Strategies for cutting emissions include more efficient air traffic control, minimising holding patterns in airports and a ban on fuel tinkering, which sees aircrafts carry more fuel than they need to in order to save costs of refuelling at the destination.

Researchers also say that ensuring a 90% mix of low carbon sustainable fuels by 2050 would achieve a similar outcome, with no further temperature increase from the sector. But this relies on a sustainable production chain of low-carbon fuels that does not yet exist.

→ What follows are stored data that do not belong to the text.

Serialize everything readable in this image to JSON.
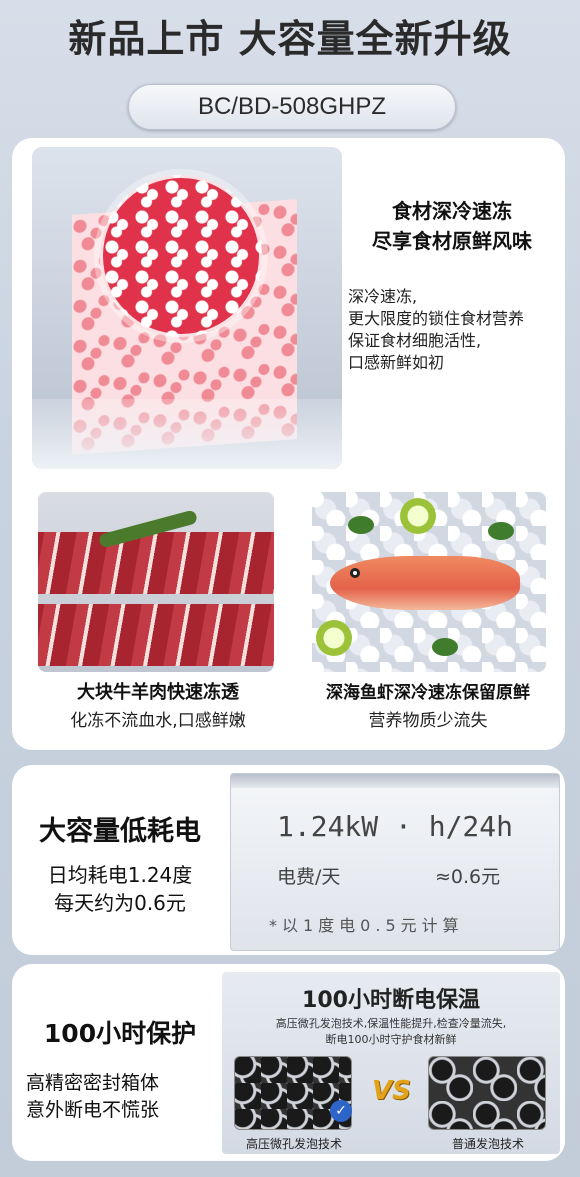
{
  "headline": "新品上市 大容量全新升级",
  "model": "BC/BD-508GHPZ",
  "freeze": {
    "title_line1": "食材深冷速冻",
    "title_line2": "尽享食材原鲜风味",
    "desc_line1": "深冷速冻,",
    "desc_line2": "更大限度的锁住食材营养",
    "desc_line3": "保证食材细胞活性,",
    "desc_line4": "口感新鲜如初"
  },
  "beef": {
    "title": "大块牛羊肉快速冻透",
    "subtitle": "化冻不流血水,口感鲜嫩"
  },
  "seafood": {
    "title": "深海鱼虾深冷速冻保留原鲜",
    "subtitle": "营养物质少流失"
  },
  "power": {
    "title": "大容量低耗电",
    "desc_line1": "日均耗电1.24度",
    "desc_line2": "每天约为0.6元",
    "sticker_line1": "1.24kW · h/24h",
    "sticker_label": "电费/天",
    "sticker_value": "≈0.6元",
    "sticker_note": "*以1度电0.5元计算"
  },
  "protection": {
    "title": "100小时保护",
    "desc_line1": "高精密密封箱体",
    "desc_line2": "意外断电不慌张",
    "panel_title": "100小时断电保温",
    "panel_desc_line1": "高压微孔发泡技术,保温性能提升,检查冷量流失,",
    "panel_desc_line2": "断电100小时守护食材新鲜",
    "vs": "VS",
    "left_caption": "高压微孔发泡技术",
    "right_caption": "普通发泡技术"
  },
  "colors": {
    "accent_vs": "#e2a21a",
    "check_blue": "#2c64c8"
  }
}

Warming stripes of aviation, showing the percentage contribution to global warming from 1980 to 2021

The study outlines some of the long-term solutions to tackling the warming effect of flying, including moving to alternative fuels and strategies to cutting emissions.

To do this, researchers developed a simple technique for quantifying the temperature contribution of historical aviation emissions, including both CO2 and non-CO2 impacts.

This enabled them to predict future warming due to aviation based on a range of possible solutions to the climate crisis.

Proffesor Myles Allen Co-author of the study from the University of Oxford said: “Any growth in aviation emissions has a disproportionate impact, causing lots of warming.

“But any decline also has a disproportionate impact in the other direction. So the good news is that we don’t actually need to all stop flying immediately to stop aviation from causing further global warming – but we do clearly need a fundamental change in direction now, and radical innovation in the future.”